Investments in private equity and real estate gained ground this year with members of Tiger 21, an investment club for the ultra-wealthy, according to the Tiger 21 Member Favorites Survey released Monday.

Public equities are still the favored investment vehicle, but it declined in preference. Thirty-five percent of Tiger 21 members favor public equities this year compared to 41 percent in 2013.

Private equity gained 2 percent to come in as the favorite for 19 percent of the members and real estate gained 1 percent to come in third place at 16 percent, the survey says.

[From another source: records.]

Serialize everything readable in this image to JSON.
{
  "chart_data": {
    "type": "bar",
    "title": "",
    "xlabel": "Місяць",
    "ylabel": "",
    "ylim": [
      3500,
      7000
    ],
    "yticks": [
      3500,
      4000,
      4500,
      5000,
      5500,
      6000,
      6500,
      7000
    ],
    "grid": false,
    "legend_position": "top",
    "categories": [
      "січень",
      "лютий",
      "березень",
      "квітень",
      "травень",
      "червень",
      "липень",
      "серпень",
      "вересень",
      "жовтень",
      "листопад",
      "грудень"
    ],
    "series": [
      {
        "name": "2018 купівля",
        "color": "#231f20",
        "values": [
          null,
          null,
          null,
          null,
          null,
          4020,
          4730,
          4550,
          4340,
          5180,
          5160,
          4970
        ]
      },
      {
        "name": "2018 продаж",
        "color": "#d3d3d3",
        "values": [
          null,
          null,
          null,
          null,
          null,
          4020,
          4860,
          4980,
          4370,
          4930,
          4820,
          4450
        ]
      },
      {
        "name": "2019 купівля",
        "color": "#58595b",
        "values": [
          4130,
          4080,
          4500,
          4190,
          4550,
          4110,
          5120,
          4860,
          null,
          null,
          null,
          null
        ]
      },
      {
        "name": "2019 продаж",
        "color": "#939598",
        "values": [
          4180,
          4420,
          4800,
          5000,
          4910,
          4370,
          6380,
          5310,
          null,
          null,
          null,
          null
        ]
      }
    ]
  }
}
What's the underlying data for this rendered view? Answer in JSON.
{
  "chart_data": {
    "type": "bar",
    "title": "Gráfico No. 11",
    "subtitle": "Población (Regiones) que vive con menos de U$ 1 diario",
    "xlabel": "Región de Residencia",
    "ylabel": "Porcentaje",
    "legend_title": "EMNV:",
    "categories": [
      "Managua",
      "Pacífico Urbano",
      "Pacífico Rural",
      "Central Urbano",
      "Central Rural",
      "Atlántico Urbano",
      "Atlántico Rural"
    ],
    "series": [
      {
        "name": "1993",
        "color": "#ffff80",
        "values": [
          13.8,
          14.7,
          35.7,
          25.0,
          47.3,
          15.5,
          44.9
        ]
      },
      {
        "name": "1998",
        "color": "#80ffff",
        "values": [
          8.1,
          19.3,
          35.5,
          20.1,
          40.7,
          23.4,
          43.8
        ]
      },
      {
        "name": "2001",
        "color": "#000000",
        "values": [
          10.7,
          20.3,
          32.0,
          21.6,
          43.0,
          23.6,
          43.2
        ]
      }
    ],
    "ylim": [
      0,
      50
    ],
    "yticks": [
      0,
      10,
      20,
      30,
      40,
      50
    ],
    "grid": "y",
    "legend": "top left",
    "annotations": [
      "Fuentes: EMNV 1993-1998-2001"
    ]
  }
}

For the first time, the survey asked members how their private equity allocations break down. Sixty-three percent of private equity investment is allocated to direct investments in members’ own companies, another 17 percent went to private companies that are not their own, and the remaining 20 percent goes to funds.

“Private equity continues to be a growing focus for our members and for good reason. Members feel that investing in private equity is something they understand because so many members created their wealth in private companies,” says Michael Sonnenfeldt, founder and chairman of Tiger 21.

Tiger 21 has 290 members who manage $30 billion in wealth.

“Also, members like the superior access to information in private companies, so they are often among the first to learn about problems so they can pitch in and help solve them,” he adds.

For real estate, residential real estate investments are the favored vehicle, over commercial.

The most common public equity investment is individual stocks at 43 percent, a 7 percentage point decrease from 2013 and a full 14 points below 2012. ETFs, at 25 percent, gained four percentage points from last year, followed by mutual funds/long-only funds at 17 percent and hedge funds at 14 percent.

The most popular equity sectors, according to respondents, are financials, followed by consumer discretionary and energy, technology and health care.